On y retrouve, aussi, le lancement d’un appel d’offres pour la réalisation de travaux, courant 2007, de travaux d’améliorations des piscines Altitude 500 et Harjès, équipements devenus depuis le 1er janvier 2005, d’intérêt communautaire.

Plusieurs délibérations, aussi, pour soutenir le développement du parc de logements sur le territoire du Pôle Azur Provence.

Bref ! Un conseil communautaire qui fait encore avancer notre travail intercommunal.

Pour les autres délibérations, voir le site du Pôle Azur Provence.
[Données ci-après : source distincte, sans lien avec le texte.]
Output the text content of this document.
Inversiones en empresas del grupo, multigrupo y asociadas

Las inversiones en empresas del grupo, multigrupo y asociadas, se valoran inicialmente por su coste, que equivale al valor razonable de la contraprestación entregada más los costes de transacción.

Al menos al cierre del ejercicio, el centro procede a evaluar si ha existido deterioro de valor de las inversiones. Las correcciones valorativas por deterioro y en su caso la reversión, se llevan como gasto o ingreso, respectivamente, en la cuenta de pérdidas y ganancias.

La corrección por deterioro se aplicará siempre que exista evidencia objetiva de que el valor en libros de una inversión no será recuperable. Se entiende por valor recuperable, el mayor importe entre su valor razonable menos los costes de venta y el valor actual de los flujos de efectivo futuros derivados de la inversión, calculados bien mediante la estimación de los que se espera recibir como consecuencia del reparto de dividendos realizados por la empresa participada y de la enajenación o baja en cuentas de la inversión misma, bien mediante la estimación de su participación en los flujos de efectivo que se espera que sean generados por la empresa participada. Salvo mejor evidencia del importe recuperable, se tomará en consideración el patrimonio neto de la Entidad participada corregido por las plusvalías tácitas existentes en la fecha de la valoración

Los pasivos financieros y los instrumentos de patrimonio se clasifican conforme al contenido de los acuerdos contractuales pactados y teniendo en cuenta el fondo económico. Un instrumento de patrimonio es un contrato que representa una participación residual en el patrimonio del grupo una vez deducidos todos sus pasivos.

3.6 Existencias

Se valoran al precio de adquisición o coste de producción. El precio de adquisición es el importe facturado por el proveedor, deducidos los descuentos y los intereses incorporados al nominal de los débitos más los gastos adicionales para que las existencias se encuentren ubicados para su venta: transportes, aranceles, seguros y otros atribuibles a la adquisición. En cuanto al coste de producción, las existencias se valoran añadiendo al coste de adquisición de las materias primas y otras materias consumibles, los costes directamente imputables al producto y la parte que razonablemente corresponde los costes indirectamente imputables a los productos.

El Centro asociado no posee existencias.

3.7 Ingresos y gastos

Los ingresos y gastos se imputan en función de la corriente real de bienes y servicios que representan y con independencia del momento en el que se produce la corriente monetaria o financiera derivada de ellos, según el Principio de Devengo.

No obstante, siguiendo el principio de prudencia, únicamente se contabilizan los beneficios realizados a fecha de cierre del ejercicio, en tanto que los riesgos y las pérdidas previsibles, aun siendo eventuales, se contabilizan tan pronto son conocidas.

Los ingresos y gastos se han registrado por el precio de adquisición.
Le dernier conseil municipal.

Mercredi 22 mars 2006

Jeudi 16 mars : Quatre vingt une délibérations. Quatre heures de séance !

Le plat de résistance de ce conseil municipal était l’examen du compte administratif 2005, c’est-à-dire, en fait, le bilan financier de l’exercice budgétaire écoulé.

L’effort de gestion financière de la Ville y est manifeste.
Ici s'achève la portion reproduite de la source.